The shift from power to chips as the primary bottleneck occurred between late 2025 and early 2026. Microsoft continued emphasizing energy constraints through Q4 2025, while OpenAI executives identified chip packaging as the binding constraint by Q1 2026. This transition reflects both progress in securing power infrastructure deals and the emergence of semiconductor supply as an even tighter chokepoint as demand accelerated beyond TSMC’s ability to expand capacity.

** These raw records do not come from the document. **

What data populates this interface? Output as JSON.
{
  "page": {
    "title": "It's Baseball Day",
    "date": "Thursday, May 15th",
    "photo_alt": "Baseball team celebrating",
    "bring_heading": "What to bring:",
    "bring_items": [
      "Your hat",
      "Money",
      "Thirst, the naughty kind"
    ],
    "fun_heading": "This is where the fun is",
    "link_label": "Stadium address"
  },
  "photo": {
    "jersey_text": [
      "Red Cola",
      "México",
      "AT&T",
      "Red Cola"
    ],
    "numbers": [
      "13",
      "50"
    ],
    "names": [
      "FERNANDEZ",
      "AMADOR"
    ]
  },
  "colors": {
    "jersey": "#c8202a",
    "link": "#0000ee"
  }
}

Venture Capital’s Obsolescence in Frontier AI
OpenAI’s funding round — structured with participation from SoftBank, ARK Invest, Tiger Global, and others — may represent the final generation of venture-backed frontier AI development. “We are in an era where the scale of AI Infrastructure investment has outgrown Venture Capital entirely,” Tom Loverro, general partner at IVP, told Tech Insider. “The only entities with enough capital to fund frontier AI development are the hyperscalers themselves.”
Microsoft, Amazon, Google, and Meta are the only organisations capable of deploying $100 billion-plus annually into AI infrastructure while simultaneously controlling data center power capacity, semiconductor supply agreements, and vertical integration through custom silicon programs. Their strategic investments in OpenAI, Anthropic, and other labs increasingly resemble supply chain lock-in rather than traditional equity bets.
What to Watch
OpenAI’s next fundraising timing will signal whether the compute shortage is easing or accelerating. If the company returns to market in Q3 2026 or earlier, it suggests infrastructure bottlenecks are worsening faster than the $122 billion can be deployed. Monitor TSMC’s CoWoS capacity expansions — any delays to the 130,000 wafer-per-month target will ripple through every frontier lab’s training roadmap. Track data center power interconnection approvals in Northern Virginia, Phoenix, and Columbus; these three regions account for the majority of hyperscaler GPU cluster construction. Finally, watch for M&A: if semiconductor packaging remains the constraint through 2027, expect vertical integration moves as hyperscalers acquire or build competing advanced packaging capacity to reduce TSMC dependency.
Sam Altman’s statement that “if there are no major breakthroughs in energy technology, artificial intelligence will not reach its next stage” may have already been superseded. The next stage now depends less on energy innovation than on whether TSMC, Samsung, and Intel can quadruple advanced packaging capacity before demand doubles again.